Mr Kazombiaze then ordered the children to sing for me. They promptly burst into an Otjiherero song about education, followed by their school’s anthem, and finished with the Namibian National Anthem, which I joined in for the bits that I knew. It is terribly cliché to say, but there is something very moving about being sung to by children, particularly as they made their harmonies and sung in the round, so that waves of sounds undulated from the crowd of purple shirts and black faces. As the crowd dispersed and the children disappeared off to class, a few of them began a round of “We love you”, which just about finished the moment.


I was strangely distracted as I packed up the room for the last time and drove out of the school gates. I stopped off to see some friends at the Regional Councillor’s Office. There was a common question asked to me at each goodbye: “When are you coming back?”. No one seemed to grasp the fact that I was going home, for good. Whilst this leaving process is so hard and I would love to come back one day, I know it will never be the same, and I’m pretty sure that I won’t be able to afford to for a few years. I tried to reassure them that the new girl is the new me, and to try not to call her Isabella, even if she is an oshilumbu.


Tjono wanted a lift to see his family in Windhoek so I went back past the ECO-C to collect him. As he packed up his stuff and switched off his little radio that was crackling out some Herero music, I wandered around the centre, trying to think what else I had to do before I left. Everything was more or less in place. I looked over to the vegetable gardens that I had worked so hard on planting a few weeks before, and noticed that the mealie and pumpkins are already sprouting through. I think it will be a good harvest this season, and have made the new girl promise to send me photos when it is fully grown.


Fluey and a little feverish, I drove out of the village towards the main road. There was no big farewell, or really anyone around on this hot and dusty afternoon. I noticed my successor kept glancing at me throughout the whole journey, as if expecting me to have a wee cry. Tjono and I had our last little disagreement, as he gave me very Namibian directions from the highway to his sister’s house in the township (“ah, it is in that place. Do you know that place? Oh it is near there. No, here.”). There was much excitement as we arrived at her house (I blame the bright red shiny Jeep), and I gave Tjono a quick hug before he got sucked into his family, and we drove off.

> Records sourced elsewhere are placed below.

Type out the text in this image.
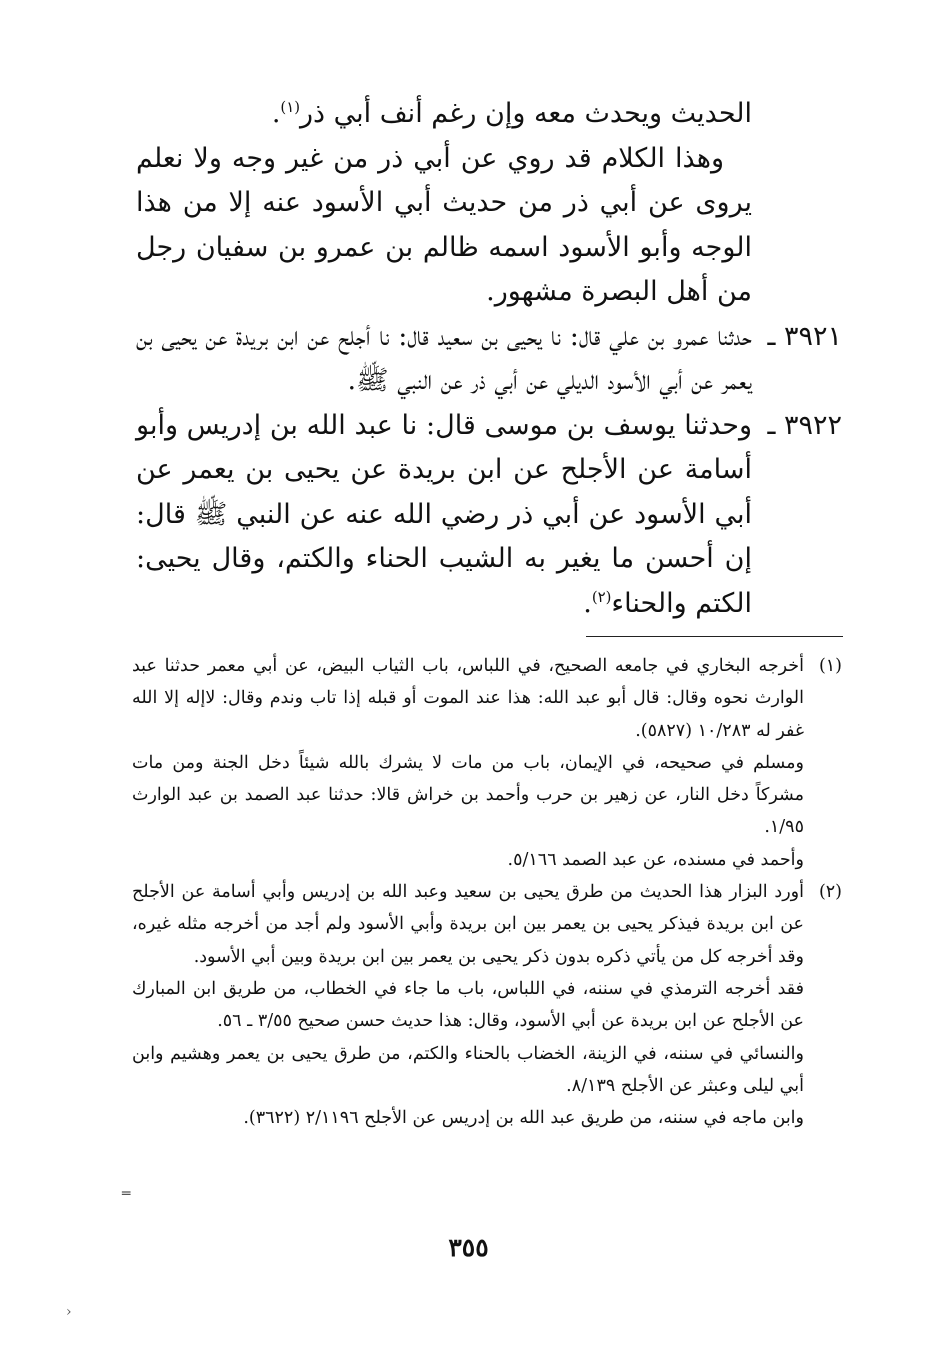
الحديث ويحدث معه وإن رغم أنف أبي ذر$^{(١)}$.

وهذا الكلام قد روي عن أبي ذر من غير وجه ولا نعلم يروى عن أبي ذر من حديث أبي الأسود عنه إلا من هذا الوجه وأبو الأسود اسمه ظالم بن عمرو بن سفيان رجل من أهل البصرة مشهور.

٣٩٢١ ـ

حدثنا عمرو بن علي قال: نا يحيى بن سعيد قال: نا أجلح عن ابن بريدة عن يحيى بن يعمر عن أبي الأسود الديلي عن أبي ذر عن النبي ﷺ.

٣٩٢٢ ـ

وحدثنا يوسف بن موسى قال: نا عبد الله بن إدريس وأبو أسامة عن الأجلح عن ابن بريدة عن يحيى بن يعمر عن أبي الأسود عن أبي ذر رضي الله عنه عن النبي ﷺ قال: إن أحسن ما يغير به الشيب الحناء والكتم، وقال يحيى: الكتم والحناء$^{(٢)}$.

(١)

أخرجه البخاري في جامعه الصحيح، في اللباس، باب الثياب البيض، عن أبي معمر حدثنا عبد الوارث نحوه وقال: قال أبو عبد الله: هذا عند الموت أو قبله إذا تاب وندم وقال: لا‌إله إلا الله غفر له ١٠/٢٨٣ (٥٨٢٧).

ومسلم في صحيحه، في الإيمان، باب من مات لا يشرك بالله شيئاً دخل الجنة ومن مات مشركاً دخل النار، عن زهير بن حرب وأحمد بن خراش قالا: حدثنا عبد الصمد بن عبد الوارث ١/٩٥.

وأحمد في مسنده، عن عبد الصمد ٥/١٦٦.

(٢)

أورد البزار هذا الحديث من طرق يحيى بن سعيد وعبد الله بن إدريس وأبي أسامة عن الأجلح عن ابن بريدة فيذكر يحيى بن يعمر بين ابن بريدة وأبي الأسود ولم أجد من أخرجه مثله غيره، وقد أخرجه كل من يأتي ذكره بدون ذكر يحيى بن يعمر بين ابن بريدة وبين أبي الأسود.

فقد أخرجه الترمذي في سننه، في اللباس، باب ما جاء في الخطاب، من طريق ابن المبارك عن الأجلح عن ابن بريدة عن أبي الأسود، وقال: هذا حديث حسن صحيح ٣/٥٥ ـ ٥٦.

والنسائي في سننه، في الزينة، الخضاب بالحناء والكتم، من طرق يحيى بن يعمر وهشيم وابن أبي ليلى وعبثر عن الأجلح ٨/١٣٩.

وابن ماجه في سننه، من طريق عبد الله بن إدريس عن الأجلح ٢/١١٩٦ (٣٦٢٢).

٣٥٥
═
‹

As I pulled in to my driveway back in Windhoek, I felt more dusty and full of flu-fog than sad to have visited the village for that one last time. I actually felt more frustrated and miserable that I was sick again, and had to cut my last ever visit to Ovitoto short. Whilst I’m sure the community did eventually notice my efforts and hard work, and they did enjoy the activities and workshops that I put together for them, tis their way to acknowledge this silently, barely noticeable to the untrained eye. If I had no faith in what I do, I would have thought the community were as indifferent to my departure as they were to my arrival. It has often been a thankless job, with little feedback on how my work or the project is perceived. They surely were not an easy bunch to work with, and I do despair sometimes over what the future holds for them, little neglected Ovitoto. However I am also optimistic that something good will come out of it, that I helped plant the seeds of something that will grow to a full harvest.